Man Men’s Spring 2019

The single theme running through the three collections at the Topman-sponsored Man group show was dressing up. From Stefan Cooke’s off-kilter elegance to Art School’s High Concept Characters and Rottingdean Bazaar’s frivolous costumes, the season was certainly theatrical.

STEFAN COOKE

Cooke, winner of the H&M young designer prize and the L’Oréal Professionnel Creative Award, founded the brand with partner Jake Burt after graduating from the Central Saint Martins M.A. course last year.

His second outing for Man was a nostalgic exploration of the summer holidays of his youth, eagerly anticipated but ending in a state of ennui, with days spent doing nothing but indulging creative impulses and foraging through the dressing-up box. Maybe throwing a feather boa on with jeans and a T-shirt, maybe borrowing an older brother’s suit.

That meant a focus on tailoring and outerwear, with suits embellished with inlaid Perspex studs in naïve floral clusters, a jazzy tartan ensemble topped with a trompe l’oeil cable-knit vest, and well-cut trousers styled with striking ostrich feather belts. It was a sophisticated collection that established Cooke as a designer with a strong point of view.

ROTTINGDEAN BAZAAR

Designers James Theseus Buck and Luke Brooks turned everyday items into costumes. Actual costumes. And the effect was hilarious, if not entirely what the average person would call fashion.

There was a model dressed as a corn cob, complete with green husk. Another wore a Christmas cracker. There was a worm, a silver star, a chicken, a pumpkin, even a Vincent Van Gogh, complete with severed ear affixed to his painter’s smock.

The “For Rent” placards carried by the models stated each costume’s name, and the name and the web address of a costume store. Of course, these looks were original, not rented, and wonderfully wacky.

ART SCHOOL

For their final Man show, Eden Loweth and Tom Barratt sent out a collection titled “High Concept Character,” another feisty affirmation of gender nonconformity.

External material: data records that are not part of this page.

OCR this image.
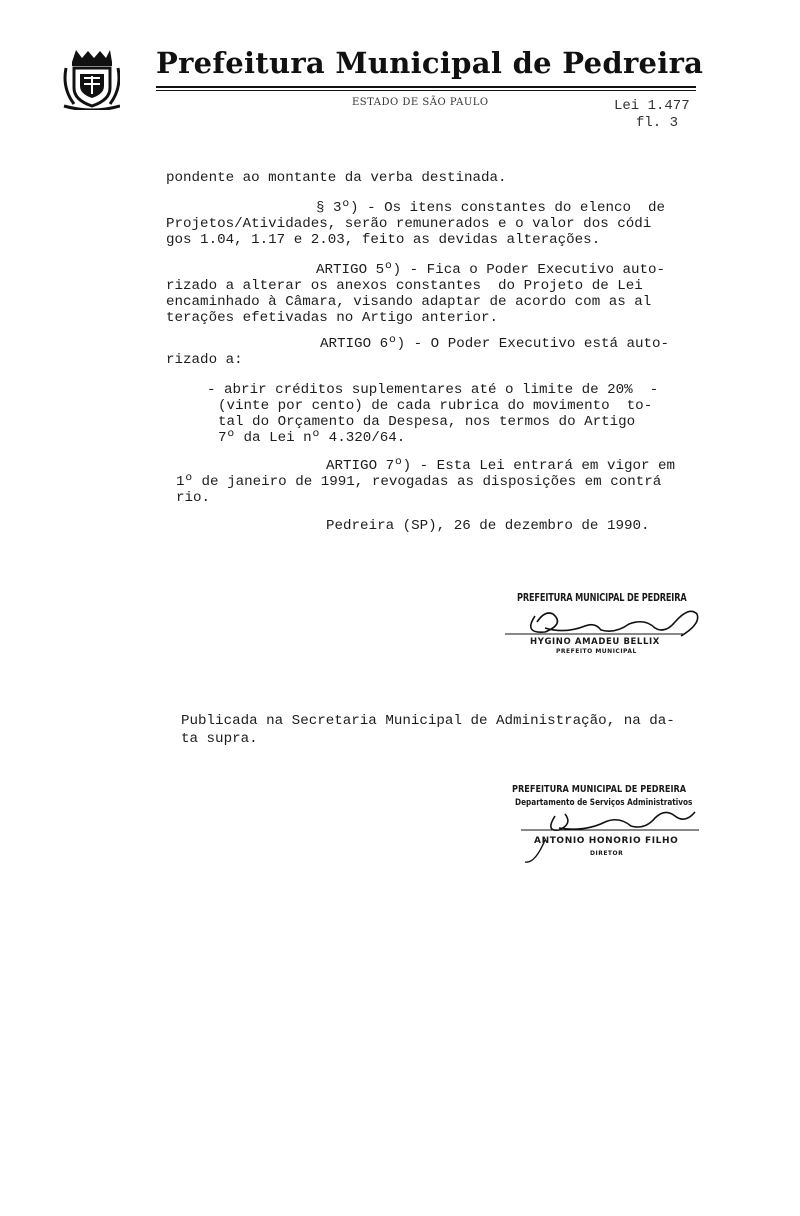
Prefeitura Municipal de Pedreira
ESTADO DE SÃO PAULO	Lei 1.477
fl. 3
pondente ao montante da verba destinada.
§ 3º) - Os itens constantes do elenco  de
Projetos/Atividades, serão remunerados e o valor dos códi
gos 1.04, 1.17 e 2.03, feito as devidas alterações.
ARTIGO 5º) - Fica o Poder Executivo auto-
rizado a alterar os anexos constantes  do Projeto de Lei
encaminhado à Câmara, visando adaptar de acordo com as al
terações efetivadas no Artigo anterior.
ARTIGO 6º) - O Poder Executivo está auto-
rizado a:
- abrir créditos suplementares até o limite de 20%  -
(vinte por cento) de cada rubrica do movimento  to-
tal do Orçamento da Despesa, nos termos do Artigo
7º da Lei nº 4.320/64.
ARTIGO 7º) - Esta Lei entrará em vigor em
1º de janeiro de 1991, revogadas as disposições em contrá
rio.
Pedreira (SP), 26 de dezembro de 1990.
PREFEITURA MUNICIPAL DE PEDREIRA
HYGINO AMADEU BELLIX
PREFEITO MUNICIPAL
Publicada na Secretaria Municipal de Administração, na da-
ta supra.
PREFEITURA MUNICIPAL DE PEDREIRA
Departamento de Serviços Administrativos
ANTONIO HONORIO FILHO
DIRETOR
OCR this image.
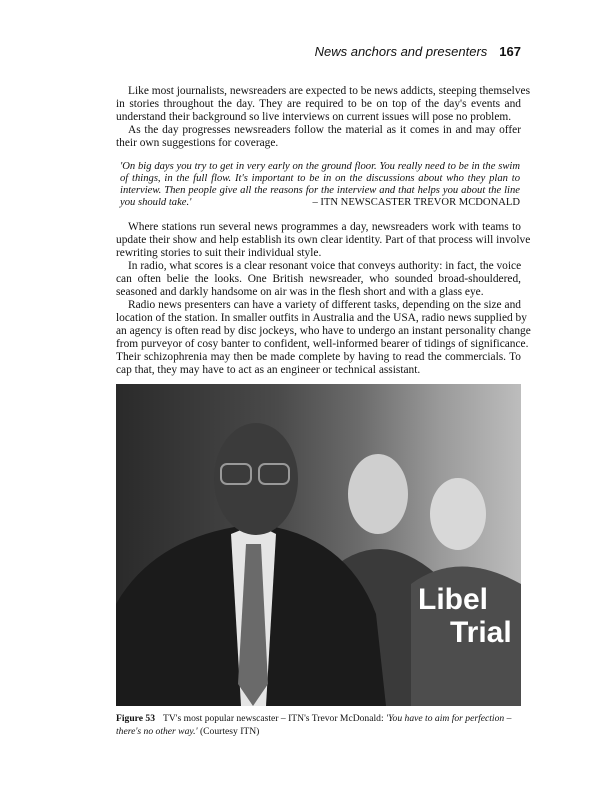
News anchors and presenters 167
Like most journalists, newsreaders are expected to be news addicts, steeping themselves
in stories throughout the day. They are required to be on top of the day's events and
understand their background so live interviews on current issues will pose no problem.
As the day progresses newsreaders follow the material as it comes in and may offer
their own suggestions for coverage.
'On big days you try to get in very early on the ground floor. You really need to be in the swim
of things, in the full flow. It's important to be in on the discussions about who they plan to
interview. Then people give all the reasons for the interview and that helps you about the line
you should take.'	– ITN NEWSCASTER TREVOR MCDONALD
Where stations run several news programmes a day, newsreaders work with teams to
update their show and help establish its own clear identity. Part of that process will involve
rewriting stories to suit their individual style.
In radio, what scores is a clear resonant voice that conveys authority: in fact, the voice
can often belie the looks. One British newsreader, who sounded broad-shouldered,
seasoned and darkly handsome on air was in the flesh short and with a glass eye.
Radio news presenters can have a variety of different tasks, depending on the size and
location of the station. In smaller outfits in Australia and the USA, radio news supplied by
an agency is often read by disc jockeys, who have to undergo an instant personality change
from purveyor of cosy banter to confident, well-informed bearer of tidings of significance.
Their schizophrenia may then be made complete by having to read the commercials. To
cap that, they may have to act as an engineer or technical assistant.
Libel
Trial
Figure 53 TV's most popular newscaster – ITN's Trevor McDonald: 'You have to aim for perfection – there's no other way.' (Courtesy ITN)
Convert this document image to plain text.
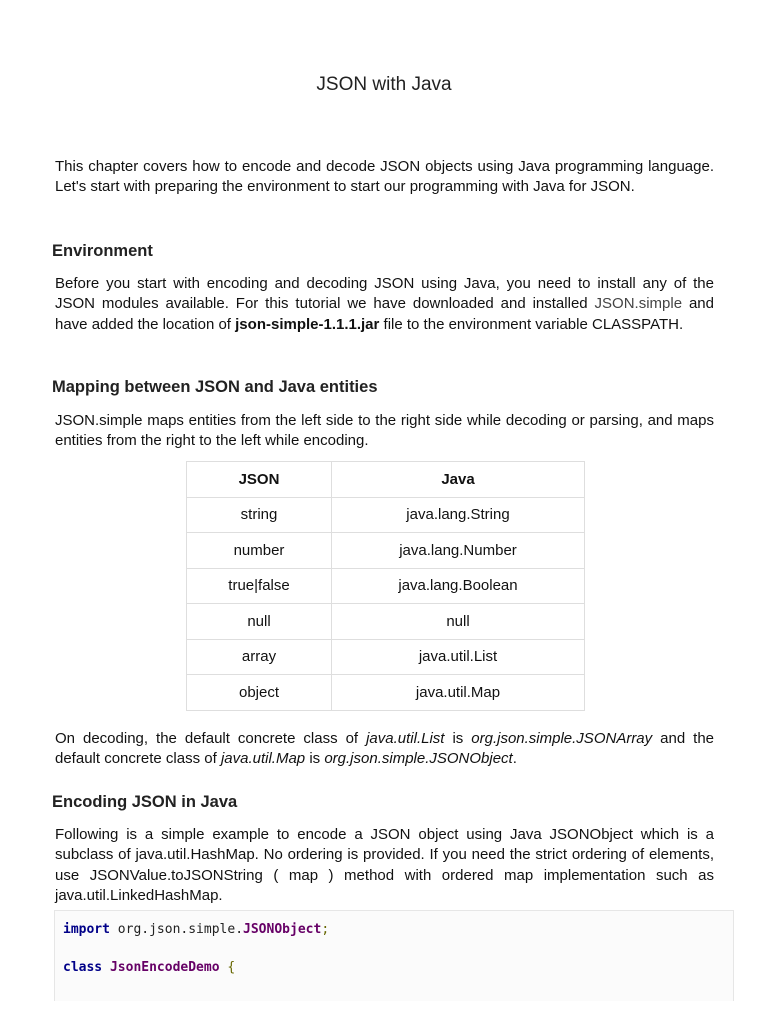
JSON with Java

This chapter covers how to encode and decode JSON objects using Java programming language. Let's start with preparing the environment to start our programming with Java for JSON.

Environment

Before you start with encoding and decoding JSON using Java, you need to install any of the JSON modules available. For this tutorial we have downloaded and installed JSON.simple and have added the location of json-simple-1.1.1.jar file to the environment variable CLASSPATH.

Mapping between JSON and Java entities

JSON.simple maps entities from the left side to the right side while decoding or parsing, and maps entities from the right to the left while encoding.

JSON	Java
string	java.lang.String
number	java.lang.Number
true|false	java.lang.Boolean
null	null
array	java.util.List
object	java.util.Map

On decoding, the default concrete class of java.util.List is org.json.simple.JSONArray and the default concrete class of java.util.Map is org.json.simple.JSONObject.

Encoding JSON in Java

Following is a simple example to encode a JSON object using Java JSONObject which is a subclass of java.util.HashMap. No ordering is provided. If you need the strict ordering of elements, use JSONValue.toJSONString ( map ) method with ordered map implementation such as java.util.LinkedHashMap.

import org.json.simple.JSONObject;
class JsonEncodeDemo {
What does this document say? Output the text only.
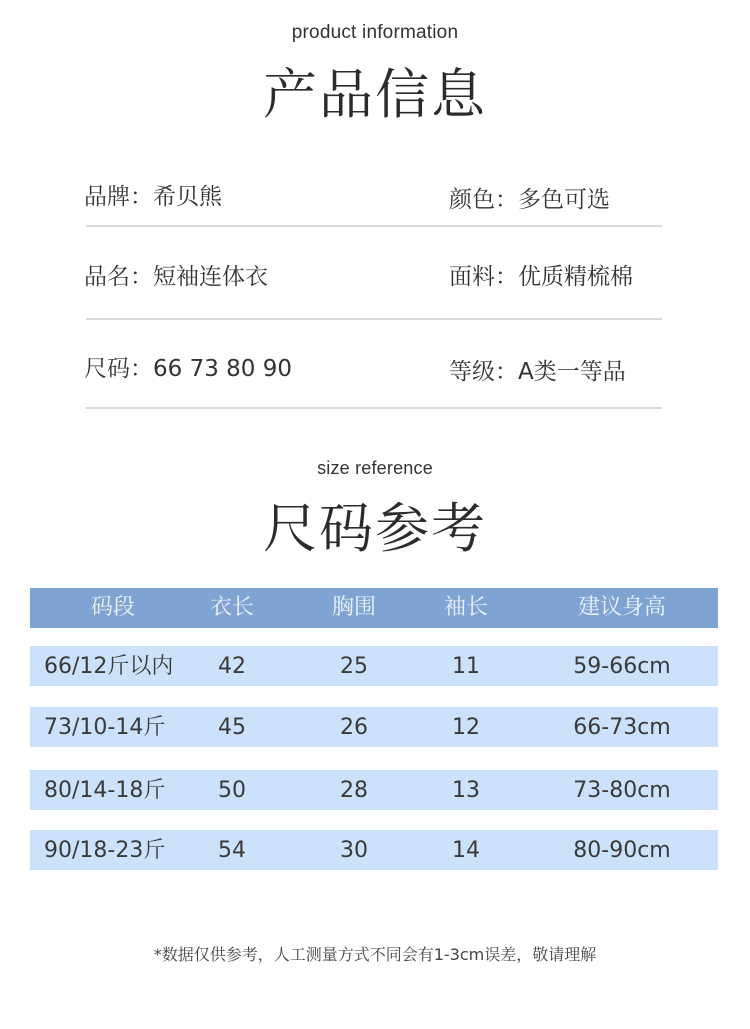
product information
产品信息
品牌：希贝熊	颜色：多色可选
品名：短袖连体衣	面料：优质精梳棉
尺码：66 73 80 90	等级：A类一等品
size reference
尺码参考
码段	衣长	胸围	袖长	建议身高
66/12斤以内	42	25	11	59-66cm
73/10-14斤	45	26	12	66-73cm
80/14-18斤	50	28	13	73-80cm
90/18-23斤	54	30	14	80-90cm
*数据仅供参考，人工测量方式不同会有1-3cm误差，敬请理解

Transgender models, including Munroe Bergdorf, and a diverse supporting cast put on a fierce performance in looks that ran the gamut from sparkly party dresses to demure ankle-grazing shifts. But all that brouhaha couldn’t detract from a collection that showed a shrewd eye for commercial success.

The tailoring was handsome and dresses answered myriad wardrobe demands, from the demure to the dazzling to the downright saucy (see the dangerously low-cut strapless dress in black patent leather).

A silver trenchcoat stood out for its over-the-top elegance, while the Nineties-ish spaghetti-strap dresses in black silk and an asymmetric green sequined dress had broad red carpet appeal.